Here are the steps to reproduce the problem I’m encountering.
- Create a directory on the host to use as a volume on the LSIO guest
mkdir /var/local/dockertest - Chown the directory to a UID that we want to use
chown 3000:3000 /var/local/dockertest - Run an LSIO image, in this case just the alpine base image
docker run \ --env PUID=3000 \ --env PGID=3000 \ --mount type=bind,src=/var/local/dockertest,dst=/config \ ghcr.io/linuxserver/baseimage-alpine:3.13 \ uname
This should spawn a docker container, map the /var/local/dockertest directory on the host to the /config directory in the container, run uname and exit
When I run this though the container spawns and shows this output
[s6-init] making user provided files available at /var/run/s6/etc...exited 0.
[s6-init] ensuring user provided files have correct perms...exited 0.
[fix-attrs.d] applying ownership & permissions fixes...
[fix-attrs.d] done.
[cont-init.d] executing container initialization scripts...
[cont-init.d] 01-envfile: executing...
[cont-init.d] 01-envfile: exited 0.
[cont-init.d] 10-adduser: executing...
-------------------------------------
_ ()
| | ___ _ __
| | / __| | | / \
| | \__ \ | | | () |
|_| |___/ |_| \__/
Brought to you by linuxserver.io
-------------------------------------
To support LSIO projects visit:
https://www.linuxserver.io/donate/
-------------------------------------
GID/UID
-------------------------------------
User uid: 3000
User gid: 3000
-------------------------------------
chown: changing ownership of '/config': Operation not permitted
[cont-init.d] 10-adduser: exited 0.
[cont-init.d] 99-custom-files: executing...

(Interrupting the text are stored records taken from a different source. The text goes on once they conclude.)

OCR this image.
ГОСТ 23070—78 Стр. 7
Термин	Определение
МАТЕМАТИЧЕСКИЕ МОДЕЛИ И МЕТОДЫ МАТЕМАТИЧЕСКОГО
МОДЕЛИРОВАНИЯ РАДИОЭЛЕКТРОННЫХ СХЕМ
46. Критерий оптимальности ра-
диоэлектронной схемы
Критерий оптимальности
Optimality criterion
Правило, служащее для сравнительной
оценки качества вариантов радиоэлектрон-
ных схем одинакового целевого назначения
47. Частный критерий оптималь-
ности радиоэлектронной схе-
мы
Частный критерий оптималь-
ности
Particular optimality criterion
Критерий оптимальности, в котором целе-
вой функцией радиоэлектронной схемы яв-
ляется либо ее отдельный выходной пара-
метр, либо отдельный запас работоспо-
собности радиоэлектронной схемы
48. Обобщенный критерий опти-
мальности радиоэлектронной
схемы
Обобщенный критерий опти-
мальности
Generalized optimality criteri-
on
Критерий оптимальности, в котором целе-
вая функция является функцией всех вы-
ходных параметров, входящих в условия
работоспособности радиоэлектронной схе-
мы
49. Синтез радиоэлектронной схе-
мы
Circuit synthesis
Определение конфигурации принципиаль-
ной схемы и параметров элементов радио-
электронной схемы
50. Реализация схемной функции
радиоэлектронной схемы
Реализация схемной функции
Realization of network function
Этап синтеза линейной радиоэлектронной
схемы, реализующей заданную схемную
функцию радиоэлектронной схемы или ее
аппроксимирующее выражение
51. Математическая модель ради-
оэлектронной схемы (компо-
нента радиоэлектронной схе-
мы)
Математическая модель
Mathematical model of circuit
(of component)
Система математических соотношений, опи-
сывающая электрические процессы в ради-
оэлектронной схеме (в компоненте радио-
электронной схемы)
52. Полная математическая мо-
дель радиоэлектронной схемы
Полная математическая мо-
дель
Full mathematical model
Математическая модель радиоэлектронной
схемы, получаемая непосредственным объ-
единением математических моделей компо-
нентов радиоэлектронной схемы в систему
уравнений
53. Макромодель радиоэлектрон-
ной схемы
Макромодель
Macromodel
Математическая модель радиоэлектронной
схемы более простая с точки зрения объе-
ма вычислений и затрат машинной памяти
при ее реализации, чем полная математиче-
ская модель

[custom-init] no custom files found exiting...
[cont-init.d] 99-custom-files: exited 0.
[cont-init.d] done.
[services.d] starting services
[services.d] done.
Linux
[cmd] uname exited 0
[cont-finish.d] executing container finish scripts...
[cont-finish.d] done.
[s6-finish] waiting for services.
[s6-finish] sending all processes the TERM signal.
[s6-finish] sending all processes the KILL signal and exiting.
Note the error
chown: changing ownership of '/config': Operation not permitted
This happens if I
- chown
/var/local/dockertestto root - chmod
/var/local/dockertestto 777 - remove
--env PUID=3000 --env PGID=3000from docker run
If I go into the container and look at the /config directory, it’s owned by nobody:nobody
The only thing that prevents this permission issue that I’ve found is if I don’t mount the volume. This works and doesn’t give the permission error.
docker run ghcr.io/linuxserver/baseimage-alpine:3.13 uname
How is this meant to work? How does one take advantage of the /config mountable volume and the PUID/GUID environment variables?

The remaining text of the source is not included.